Medikamentenabhängig, kein auswegloses Schicksal

Hilfe zur Selbsthilfe von einer Betroffenen

Für die meisten Menschen ist es erstrebenswert, ein angenehmes, leichtes Leben zu haben, vor sich und anderen gut dazustehen und das Gefühl der Kontrolle über das eigene Leben und Befinden, sowie über die äußeren Einflüsse darauf zu bewahren.

Der von Frauen am häufigsten genannte Grund für die Einnahme von Medikamenten ist die Bewältigung von Belastungen und Anforderungen: indem Schmerzen, Angst und Depression unterdrückt werden, oder aber auch das Gefühl der Einsamkeit gedämpft wird, die beruhigende "Pille" vor der Arbeit, zum Einschlafen, um Unruhe zu beseitigen und vieles mehr. Medikamente erleichtern dabei, die "Fassade" zu wahren, auch wenn man innerlich ausgebrannt und erschöpft ist Dass Frauen eher zum Medikament greifen als zur Flasche, hat vor allem Gründe in der sozialen Stellung der Frau, denn Medikamente sind nicht so auffällig, es wird durchaus toleriert, in aller Öffentlichkeit Medikamente einzunehmen.
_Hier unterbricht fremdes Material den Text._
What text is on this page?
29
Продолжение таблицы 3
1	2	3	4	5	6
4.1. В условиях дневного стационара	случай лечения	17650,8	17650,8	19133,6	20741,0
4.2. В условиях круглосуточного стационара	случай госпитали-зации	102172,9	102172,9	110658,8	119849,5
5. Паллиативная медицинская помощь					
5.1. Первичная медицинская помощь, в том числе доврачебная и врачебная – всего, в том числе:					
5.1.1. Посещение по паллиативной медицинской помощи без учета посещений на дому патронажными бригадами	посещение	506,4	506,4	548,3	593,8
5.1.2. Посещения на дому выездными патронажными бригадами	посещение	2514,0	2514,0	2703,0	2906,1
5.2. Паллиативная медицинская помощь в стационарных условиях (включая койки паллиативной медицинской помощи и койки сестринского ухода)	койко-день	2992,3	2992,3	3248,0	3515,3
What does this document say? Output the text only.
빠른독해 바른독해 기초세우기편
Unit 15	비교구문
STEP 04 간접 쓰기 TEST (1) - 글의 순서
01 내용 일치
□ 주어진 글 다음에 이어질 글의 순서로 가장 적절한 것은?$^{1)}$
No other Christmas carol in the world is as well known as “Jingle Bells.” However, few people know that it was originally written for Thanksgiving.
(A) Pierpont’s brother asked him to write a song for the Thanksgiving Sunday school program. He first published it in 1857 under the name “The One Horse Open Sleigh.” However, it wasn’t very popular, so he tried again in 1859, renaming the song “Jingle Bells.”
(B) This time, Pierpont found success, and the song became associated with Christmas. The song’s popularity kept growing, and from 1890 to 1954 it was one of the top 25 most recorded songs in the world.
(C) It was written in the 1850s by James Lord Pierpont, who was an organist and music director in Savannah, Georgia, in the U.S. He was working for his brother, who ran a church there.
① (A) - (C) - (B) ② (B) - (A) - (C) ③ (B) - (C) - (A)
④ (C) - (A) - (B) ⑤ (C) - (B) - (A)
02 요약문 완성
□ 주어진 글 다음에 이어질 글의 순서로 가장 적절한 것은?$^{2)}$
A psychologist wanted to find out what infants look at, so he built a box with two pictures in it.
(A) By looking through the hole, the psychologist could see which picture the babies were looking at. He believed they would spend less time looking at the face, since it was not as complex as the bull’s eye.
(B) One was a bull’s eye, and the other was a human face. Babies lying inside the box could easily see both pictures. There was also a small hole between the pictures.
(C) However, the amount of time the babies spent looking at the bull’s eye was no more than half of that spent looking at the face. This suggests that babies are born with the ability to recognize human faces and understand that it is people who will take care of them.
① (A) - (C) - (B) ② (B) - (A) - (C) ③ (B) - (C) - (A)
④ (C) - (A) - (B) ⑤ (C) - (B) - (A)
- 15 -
Eine mißbräuchliche Verwendung kann mit sehr vielen, zum Teil sogar rezeptfreien Medikamenten betrieben werden. Ein Mißbrauch liegt vor, wenn die Dosierung über die ärztliche Anweisung hinausgeht. Aber auch eine eingeschränkte, jedoch beständige Einnahme von Medikamenten ist fast immer gefährlich. Folgende Mittel werden u.a.häufig verwendet:

Warum ich das in kurzen Sätzen schreibe? Ich bin Medikamentenabhängig, abhängig von Schlafmitteln, Beruhigungsmitteln und Tranquilizern. Auch bei mir begann es mit einem Arztbesuch. Die Einnahme von Medikamenten erfolgte wegen meiner inneren Unruhe, Schlafstörungen, das Gefühl, den täglichen Anforderungen nicht gewachsen zu sein. Zuerst der Hausarzt, später der Neurologe verordnete Medikamente, die ich ohne Bedenken, ohne Nachfrage, ob es Medikamente mit Suchtpotential sind, einnahm. Ich hatte die gängige Auffassung, wie viele Patienten, dass Ärzte nichts verschreiben werden, was dem Patienten schadet.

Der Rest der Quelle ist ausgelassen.